Demo for Parallel Core Collection API

Tue Oct 15 08:20:40 PDT 2013

On Oct 15, 2013, at 4:35 PM, Tristan Yan <tristan.yan at oracle.com> wrote:

> Hi Paul
> you have comments "suggest that all streams are sequential. There is an inconsistency in the use and in some cases it is embedded in other stream usages."
> 
> We do not really understand what exactly is meant, could you elaborate a little bit. Is it because we want to show ppl that we should use stream more than parallelStream?
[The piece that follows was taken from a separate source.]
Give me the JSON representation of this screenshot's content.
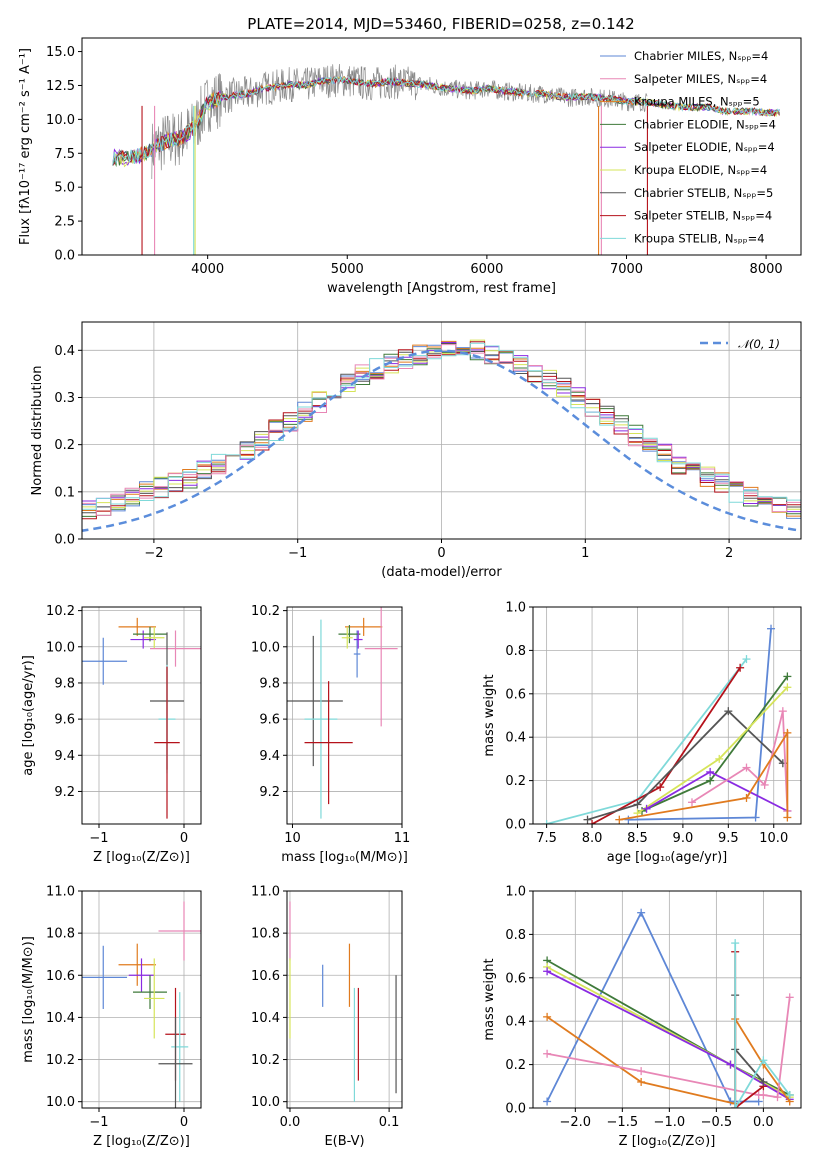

Going parallel is easy to do but not always the right thing to do. Going parallel almost always requires more work with the expectation that work will complete sooner than the work required to get the same result sequentially. There are a number of factors that affect whether parallel is faster than sequential. Two of those factors are N, the size of the data, and Q the cost of processing an element in the pipeline. N * Q is a simple cost model, the large that product the better the chances of parallel speed up. N is easy to know, Q not so easy but can often be intuitively guessed. (Note that there are other factors such as the properties of the stream source and operations that Brian and I talked about in our J1 presentation.)

Demo code that just makes everything (or most streams) parallel is sending out the wrong message. 

So i think the demo code should present two general things:

1) various stream functionality, as you have done;

2) parallel vs. sequential for various cases where it is known that parallel is faster on a multi-core system.

For 2) i strongly recommend measuring using jmh [1]. The data sets you have may or may not be amenable to parallel processing, it's worth investigating though.

I have ideas for other parallel demos. One is creating probably primes (now that SecureRandom is replaced with ThreadLocalRandom), creating a probably prime that is a BigInteger is an relatively expensive operation so Q should be high. Another more advanced demo is a Monte-Carlo calculation of PI using SplittableRandom and a special Spliterator, in this case N should be largish. But there are other simpler demonstrations like sum of squares etc to get across that N should be large. Another demo could be calculation of a mandelbrot set, which is embarrassingly parallel over an area in the complex plane.

So while you should try and fit some parallel vs. sequential execution into your existing demos i do think it worth having a separate set of demos that get across the the simple cost model of N * Q. So feel free to use some of those ideas previously mentioned, i find those ideas fun so perhaps others will too :-)

Paul.

[1] http://openjdk.java.net/projects/code-tools/jmh/

On Oct 15, 2013, at 4:37 PM, Tristan Yan <tristan.yan at oracle.com> wrote:

> Also there is one more question I missed
> 
> You suggested ""ParallelCore" is not a very descriptive name. Suggest "streams"."
> 1) yes we agree this demo is not for parallel computation per se
> 2) but we do not have a clear demo for parallel computation
> 3) if we are to rename this, we need to develop another one, do you have a scenario for that?